The impact of substantially higher retail prices has apparently permeated further into consumers’ travel behavior in recent months. The result has been a second-quarter decline in gasoline deliveries. ("Deliveries" is a measure of demand). Specifically, gasoline deliveries fell 0.4 percent for the second quarter compared with a year ago, contrasting with an increase for the first quarter of 0.5 percent. With flat-to-declining deliveries for distillate fuel oil and residual fuel oil, along with an only-modest rise for jet fuel, total petroleum deliveries for the second quarter shrank from year-ago levels by 1.3 percent.
Meanwhile, refiners successfully ramped up production of ultra-low sulfur diesel (ULSD) in June as the Environmental Protection Agency's requirement for refiners and importers kicked in. Beginning June 1, refiners and importers are to produce or import 80 percent of their on-highway diesel at just 15 parts per million of sulfur content. Production of this new, cleaner fuel surged to a daily average of nearly 1.9 million barrels for the month. Successful production at refineries of ULSD, or "clean diesel," is just the beginning of the transition, and government regulations specify that ULSD is to be available at retail by October 15. With the final refinery affected by last year's hurricanes finally returning to more normal operations, gasoline production in June reached an all-time record of nearly 9.2 million barrels per day.
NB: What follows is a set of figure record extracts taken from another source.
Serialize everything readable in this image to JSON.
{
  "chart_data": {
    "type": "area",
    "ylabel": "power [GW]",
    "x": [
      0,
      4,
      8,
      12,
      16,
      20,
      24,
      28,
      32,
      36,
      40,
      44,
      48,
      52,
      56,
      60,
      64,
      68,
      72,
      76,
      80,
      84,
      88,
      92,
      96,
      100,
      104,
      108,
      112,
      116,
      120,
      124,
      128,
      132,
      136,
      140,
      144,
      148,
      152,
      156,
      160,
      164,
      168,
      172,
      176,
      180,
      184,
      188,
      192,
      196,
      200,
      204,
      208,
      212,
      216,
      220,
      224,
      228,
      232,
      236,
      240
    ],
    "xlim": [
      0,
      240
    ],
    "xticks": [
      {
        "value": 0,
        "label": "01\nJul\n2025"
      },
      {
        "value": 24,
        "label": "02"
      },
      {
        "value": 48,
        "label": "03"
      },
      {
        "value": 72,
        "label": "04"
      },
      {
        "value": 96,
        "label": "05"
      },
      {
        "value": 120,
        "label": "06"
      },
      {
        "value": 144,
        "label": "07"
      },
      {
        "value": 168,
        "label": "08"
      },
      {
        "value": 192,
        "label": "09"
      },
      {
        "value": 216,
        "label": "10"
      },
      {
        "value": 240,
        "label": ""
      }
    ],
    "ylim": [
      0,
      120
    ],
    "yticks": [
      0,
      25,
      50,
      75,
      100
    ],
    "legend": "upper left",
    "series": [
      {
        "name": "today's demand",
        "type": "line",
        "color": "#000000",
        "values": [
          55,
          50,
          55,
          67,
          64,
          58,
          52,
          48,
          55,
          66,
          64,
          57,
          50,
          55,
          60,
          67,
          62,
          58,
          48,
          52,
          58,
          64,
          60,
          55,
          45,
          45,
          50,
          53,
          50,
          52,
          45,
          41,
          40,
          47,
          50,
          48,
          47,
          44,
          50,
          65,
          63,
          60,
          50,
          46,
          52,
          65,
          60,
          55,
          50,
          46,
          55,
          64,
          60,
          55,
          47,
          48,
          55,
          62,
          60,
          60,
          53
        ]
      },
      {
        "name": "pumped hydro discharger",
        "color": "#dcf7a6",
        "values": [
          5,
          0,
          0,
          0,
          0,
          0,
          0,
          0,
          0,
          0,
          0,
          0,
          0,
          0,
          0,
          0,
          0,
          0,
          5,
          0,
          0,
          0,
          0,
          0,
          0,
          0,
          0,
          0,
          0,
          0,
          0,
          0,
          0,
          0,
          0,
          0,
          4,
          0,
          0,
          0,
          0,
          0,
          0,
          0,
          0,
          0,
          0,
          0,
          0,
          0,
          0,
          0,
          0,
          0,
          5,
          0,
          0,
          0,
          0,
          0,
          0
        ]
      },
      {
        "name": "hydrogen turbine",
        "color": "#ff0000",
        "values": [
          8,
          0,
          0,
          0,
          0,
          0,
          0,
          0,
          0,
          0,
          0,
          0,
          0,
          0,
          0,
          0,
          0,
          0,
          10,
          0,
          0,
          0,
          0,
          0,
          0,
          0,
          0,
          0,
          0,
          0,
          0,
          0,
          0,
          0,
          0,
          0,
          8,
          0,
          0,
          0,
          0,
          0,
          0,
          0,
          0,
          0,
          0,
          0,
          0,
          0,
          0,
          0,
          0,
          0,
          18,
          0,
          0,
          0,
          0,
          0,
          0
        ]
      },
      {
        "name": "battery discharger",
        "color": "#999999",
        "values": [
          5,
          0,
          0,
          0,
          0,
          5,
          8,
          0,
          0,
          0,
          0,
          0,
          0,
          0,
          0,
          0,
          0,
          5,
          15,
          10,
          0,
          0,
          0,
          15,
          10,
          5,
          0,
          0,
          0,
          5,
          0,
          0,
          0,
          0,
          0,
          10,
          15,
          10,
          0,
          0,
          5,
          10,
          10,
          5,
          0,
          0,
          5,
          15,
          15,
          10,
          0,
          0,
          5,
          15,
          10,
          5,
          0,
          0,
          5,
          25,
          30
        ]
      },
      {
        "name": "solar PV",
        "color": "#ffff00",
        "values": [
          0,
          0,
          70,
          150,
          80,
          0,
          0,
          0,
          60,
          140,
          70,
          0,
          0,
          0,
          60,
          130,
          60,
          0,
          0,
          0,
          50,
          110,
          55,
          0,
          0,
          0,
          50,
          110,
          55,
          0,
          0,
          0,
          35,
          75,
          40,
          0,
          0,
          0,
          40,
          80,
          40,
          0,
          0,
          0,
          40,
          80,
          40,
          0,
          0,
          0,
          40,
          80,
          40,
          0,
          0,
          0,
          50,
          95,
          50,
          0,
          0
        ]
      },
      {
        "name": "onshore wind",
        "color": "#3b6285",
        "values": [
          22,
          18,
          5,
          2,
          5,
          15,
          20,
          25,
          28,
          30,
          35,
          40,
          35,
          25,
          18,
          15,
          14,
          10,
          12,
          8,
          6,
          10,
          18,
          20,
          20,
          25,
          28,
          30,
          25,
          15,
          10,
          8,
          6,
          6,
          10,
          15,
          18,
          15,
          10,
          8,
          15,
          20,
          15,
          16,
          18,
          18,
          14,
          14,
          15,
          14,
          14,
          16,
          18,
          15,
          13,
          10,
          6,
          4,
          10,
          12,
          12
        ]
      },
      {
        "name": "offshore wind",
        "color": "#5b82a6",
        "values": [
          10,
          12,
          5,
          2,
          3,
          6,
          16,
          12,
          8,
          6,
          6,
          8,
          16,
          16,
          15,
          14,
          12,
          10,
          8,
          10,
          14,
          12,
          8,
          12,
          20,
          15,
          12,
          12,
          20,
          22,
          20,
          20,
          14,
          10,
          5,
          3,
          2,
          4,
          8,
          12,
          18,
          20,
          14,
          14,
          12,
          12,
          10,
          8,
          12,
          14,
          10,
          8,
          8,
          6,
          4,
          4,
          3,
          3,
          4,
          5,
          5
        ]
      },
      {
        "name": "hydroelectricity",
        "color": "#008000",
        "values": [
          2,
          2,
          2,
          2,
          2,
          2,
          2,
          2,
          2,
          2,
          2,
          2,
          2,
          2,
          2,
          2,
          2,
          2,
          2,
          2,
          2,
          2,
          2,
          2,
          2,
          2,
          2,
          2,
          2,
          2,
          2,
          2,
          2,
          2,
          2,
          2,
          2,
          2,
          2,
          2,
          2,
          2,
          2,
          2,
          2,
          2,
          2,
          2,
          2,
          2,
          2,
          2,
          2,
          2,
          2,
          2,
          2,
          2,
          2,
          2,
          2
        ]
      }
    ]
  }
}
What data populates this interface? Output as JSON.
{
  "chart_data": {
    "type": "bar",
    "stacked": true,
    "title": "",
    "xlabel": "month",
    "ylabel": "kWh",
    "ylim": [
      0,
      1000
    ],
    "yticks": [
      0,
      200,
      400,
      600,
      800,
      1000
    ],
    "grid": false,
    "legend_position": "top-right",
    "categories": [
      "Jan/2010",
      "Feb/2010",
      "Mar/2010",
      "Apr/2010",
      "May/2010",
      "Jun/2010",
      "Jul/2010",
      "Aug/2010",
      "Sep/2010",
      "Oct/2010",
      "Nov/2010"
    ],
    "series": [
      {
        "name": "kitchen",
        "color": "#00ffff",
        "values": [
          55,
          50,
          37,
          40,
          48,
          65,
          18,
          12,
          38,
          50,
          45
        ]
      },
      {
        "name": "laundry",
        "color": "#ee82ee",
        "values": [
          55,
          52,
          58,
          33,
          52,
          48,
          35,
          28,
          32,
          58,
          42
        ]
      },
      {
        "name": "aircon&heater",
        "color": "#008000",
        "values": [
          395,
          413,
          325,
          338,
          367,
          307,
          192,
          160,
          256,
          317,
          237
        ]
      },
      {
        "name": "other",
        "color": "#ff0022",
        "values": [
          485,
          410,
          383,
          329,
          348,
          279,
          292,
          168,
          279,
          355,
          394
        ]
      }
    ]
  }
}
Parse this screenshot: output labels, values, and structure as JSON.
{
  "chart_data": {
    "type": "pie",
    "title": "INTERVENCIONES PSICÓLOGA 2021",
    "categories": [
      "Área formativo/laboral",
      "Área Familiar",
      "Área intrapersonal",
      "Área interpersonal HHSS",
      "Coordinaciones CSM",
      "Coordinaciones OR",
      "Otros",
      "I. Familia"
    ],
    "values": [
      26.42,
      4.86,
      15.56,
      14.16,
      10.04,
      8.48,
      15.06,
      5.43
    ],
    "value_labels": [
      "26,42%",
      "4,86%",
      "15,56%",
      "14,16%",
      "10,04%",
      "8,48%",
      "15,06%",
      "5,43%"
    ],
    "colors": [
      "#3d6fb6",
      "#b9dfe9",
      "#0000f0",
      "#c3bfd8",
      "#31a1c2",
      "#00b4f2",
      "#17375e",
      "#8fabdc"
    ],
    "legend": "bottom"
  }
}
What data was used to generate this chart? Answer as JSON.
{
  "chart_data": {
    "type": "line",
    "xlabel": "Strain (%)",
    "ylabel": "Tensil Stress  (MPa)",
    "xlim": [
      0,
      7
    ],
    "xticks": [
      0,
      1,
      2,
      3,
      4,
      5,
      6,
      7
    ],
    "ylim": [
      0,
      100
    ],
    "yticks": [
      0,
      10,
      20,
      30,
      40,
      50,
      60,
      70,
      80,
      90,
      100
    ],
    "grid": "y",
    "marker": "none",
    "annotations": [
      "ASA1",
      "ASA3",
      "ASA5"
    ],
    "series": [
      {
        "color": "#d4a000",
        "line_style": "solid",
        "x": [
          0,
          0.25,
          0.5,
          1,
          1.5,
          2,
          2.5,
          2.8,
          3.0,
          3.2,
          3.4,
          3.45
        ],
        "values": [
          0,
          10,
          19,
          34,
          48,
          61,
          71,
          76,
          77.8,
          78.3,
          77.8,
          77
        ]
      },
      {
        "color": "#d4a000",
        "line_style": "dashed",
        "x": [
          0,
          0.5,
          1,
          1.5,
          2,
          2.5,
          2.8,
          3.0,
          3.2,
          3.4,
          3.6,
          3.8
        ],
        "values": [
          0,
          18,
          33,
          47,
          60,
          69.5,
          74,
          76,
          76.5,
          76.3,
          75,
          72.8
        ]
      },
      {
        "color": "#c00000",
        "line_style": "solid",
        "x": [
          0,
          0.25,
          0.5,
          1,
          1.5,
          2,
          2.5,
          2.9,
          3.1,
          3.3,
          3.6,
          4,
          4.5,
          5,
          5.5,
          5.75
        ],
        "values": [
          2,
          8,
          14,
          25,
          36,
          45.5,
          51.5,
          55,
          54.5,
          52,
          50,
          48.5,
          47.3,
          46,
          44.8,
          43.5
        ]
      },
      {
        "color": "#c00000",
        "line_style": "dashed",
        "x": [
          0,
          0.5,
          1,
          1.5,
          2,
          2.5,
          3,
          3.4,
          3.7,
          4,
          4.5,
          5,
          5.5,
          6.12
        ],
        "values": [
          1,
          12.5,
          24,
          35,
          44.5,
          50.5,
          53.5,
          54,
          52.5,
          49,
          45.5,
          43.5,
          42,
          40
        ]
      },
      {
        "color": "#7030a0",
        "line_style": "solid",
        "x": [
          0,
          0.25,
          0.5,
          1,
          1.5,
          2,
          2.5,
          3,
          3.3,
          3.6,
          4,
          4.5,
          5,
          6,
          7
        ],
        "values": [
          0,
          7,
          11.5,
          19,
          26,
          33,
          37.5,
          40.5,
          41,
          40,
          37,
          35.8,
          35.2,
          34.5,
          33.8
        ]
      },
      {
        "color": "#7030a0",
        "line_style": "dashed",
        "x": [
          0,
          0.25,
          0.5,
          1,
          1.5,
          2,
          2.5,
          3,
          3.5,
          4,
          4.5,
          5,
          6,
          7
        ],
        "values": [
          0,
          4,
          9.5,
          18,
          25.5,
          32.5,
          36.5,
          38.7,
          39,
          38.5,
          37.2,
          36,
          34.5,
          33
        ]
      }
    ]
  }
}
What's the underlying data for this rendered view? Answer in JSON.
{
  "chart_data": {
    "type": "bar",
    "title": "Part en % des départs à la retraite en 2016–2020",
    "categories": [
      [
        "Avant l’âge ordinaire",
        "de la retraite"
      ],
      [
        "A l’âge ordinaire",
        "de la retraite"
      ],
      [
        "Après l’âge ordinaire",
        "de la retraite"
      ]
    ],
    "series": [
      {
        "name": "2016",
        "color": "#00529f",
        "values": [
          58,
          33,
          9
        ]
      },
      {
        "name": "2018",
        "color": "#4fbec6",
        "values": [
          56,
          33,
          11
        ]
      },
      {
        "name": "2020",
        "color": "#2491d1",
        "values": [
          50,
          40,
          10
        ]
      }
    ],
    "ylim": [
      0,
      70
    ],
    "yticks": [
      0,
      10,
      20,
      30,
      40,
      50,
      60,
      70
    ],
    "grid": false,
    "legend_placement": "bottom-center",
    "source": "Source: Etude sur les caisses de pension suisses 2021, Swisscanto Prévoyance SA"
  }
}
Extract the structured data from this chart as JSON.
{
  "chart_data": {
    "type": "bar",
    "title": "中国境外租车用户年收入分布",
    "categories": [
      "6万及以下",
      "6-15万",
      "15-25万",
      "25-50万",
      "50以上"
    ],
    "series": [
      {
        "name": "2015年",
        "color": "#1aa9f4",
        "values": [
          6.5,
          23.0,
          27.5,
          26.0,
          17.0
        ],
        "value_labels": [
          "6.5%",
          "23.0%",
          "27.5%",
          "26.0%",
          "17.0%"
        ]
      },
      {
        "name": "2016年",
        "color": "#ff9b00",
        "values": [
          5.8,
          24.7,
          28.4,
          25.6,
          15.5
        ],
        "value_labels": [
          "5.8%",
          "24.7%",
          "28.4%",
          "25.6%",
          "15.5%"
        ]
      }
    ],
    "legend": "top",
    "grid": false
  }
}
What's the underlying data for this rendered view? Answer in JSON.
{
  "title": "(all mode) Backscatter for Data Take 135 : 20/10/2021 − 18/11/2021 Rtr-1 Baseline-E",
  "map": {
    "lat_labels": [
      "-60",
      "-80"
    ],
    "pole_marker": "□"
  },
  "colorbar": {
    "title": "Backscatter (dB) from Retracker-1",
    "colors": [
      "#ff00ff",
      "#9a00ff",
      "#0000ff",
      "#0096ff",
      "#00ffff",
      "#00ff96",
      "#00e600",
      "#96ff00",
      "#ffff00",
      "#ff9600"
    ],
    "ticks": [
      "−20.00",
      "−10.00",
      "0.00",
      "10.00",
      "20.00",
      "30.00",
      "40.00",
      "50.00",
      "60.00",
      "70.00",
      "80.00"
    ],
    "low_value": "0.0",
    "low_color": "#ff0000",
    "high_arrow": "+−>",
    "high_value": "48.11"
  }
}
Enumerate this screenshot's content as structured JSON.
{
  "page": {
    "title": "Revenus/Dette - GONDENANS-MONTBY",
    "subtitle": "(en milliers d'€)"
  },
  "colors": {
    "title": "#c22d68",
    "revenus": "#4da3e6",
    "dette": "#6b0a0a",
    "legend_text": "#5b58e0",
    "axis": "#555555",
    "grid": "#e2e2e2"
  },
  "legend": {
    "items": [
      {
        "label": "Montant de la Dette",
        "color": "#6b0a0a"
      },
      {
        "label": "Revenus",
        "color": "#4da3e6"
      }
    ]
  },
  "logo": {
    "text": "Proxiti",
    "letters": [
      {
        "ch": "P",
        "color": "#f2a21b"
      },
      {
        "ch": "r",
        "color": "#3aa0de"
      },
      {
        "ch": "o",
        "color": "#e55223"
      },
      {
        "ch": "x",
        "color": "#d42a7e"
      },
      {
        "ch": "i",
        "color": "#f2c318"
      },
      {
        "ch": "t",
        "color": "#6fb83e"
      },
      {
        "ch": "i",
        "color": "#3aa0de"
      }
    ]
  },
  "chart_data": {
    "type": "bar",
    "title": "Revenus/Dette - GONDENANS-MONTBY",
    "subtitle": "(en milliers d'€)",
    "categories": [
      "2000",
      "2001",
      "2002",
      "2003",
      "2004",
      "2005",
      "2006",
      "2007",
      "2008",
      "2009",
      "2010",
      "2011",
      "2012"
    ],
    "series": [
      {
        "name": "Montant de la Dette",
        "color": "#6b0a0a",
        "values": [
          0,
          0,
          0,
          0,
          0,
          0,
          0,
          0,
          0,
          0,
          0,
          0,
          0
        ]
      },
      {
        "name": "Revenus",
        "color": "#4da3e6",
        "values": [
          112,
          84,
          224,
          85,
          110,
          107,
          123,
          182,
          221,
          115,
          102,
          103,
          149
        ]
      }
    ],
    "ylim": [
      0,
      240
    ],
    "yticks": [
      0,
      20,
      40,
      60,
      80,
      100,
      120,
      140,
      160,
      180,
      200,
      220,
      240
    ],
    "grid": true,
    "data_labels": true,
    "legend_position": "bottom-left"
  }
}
Total imports of crude and products were up 1.9 percent for the first half compared with a year ago, mainly because of a surge in product imports. They averaged 3.52 million barrels per day for the period, up more than 12 percent from a year earlier and second only to those of last year's second half when domestic refining capacity had been hobbled by the impact of hurricanes Katrina and Rita. First-half imports of gasoline reached a new high at 1.26 million barrels per day, 18.8 percent higher than for January-June 2005 and 10.4 percent higher than the last half of 2005.
For the first half of 2006, U.S. crude oil production averaged 5.1 million barrels per day, down 5.6 percent from the first half of 2005, but up 9.2 percent from the last half of 2005 when hurricanes Katrina and Rita had knocked significant amounts of offshore production offline. Although significant restoration of offshore production capacity continues, June's production in the lower 48 was still down 5.5 percent from a year ago. Alaskan production also declined, by 1.1 percent, as technical issues hampered production.
Crude oil inventories ended the second half at 340 million barrels, 10 percent above the five-year average for June. Though gasoline inventories, at 210 million barrels, were about 2 percent below the historical five-year average, other major products were more amply situated. Distillate inventories, rising seasonally, ended June more than 10 percent above the historical average, while kerosine jet and resid inventories exceeded their five-year June averages as well.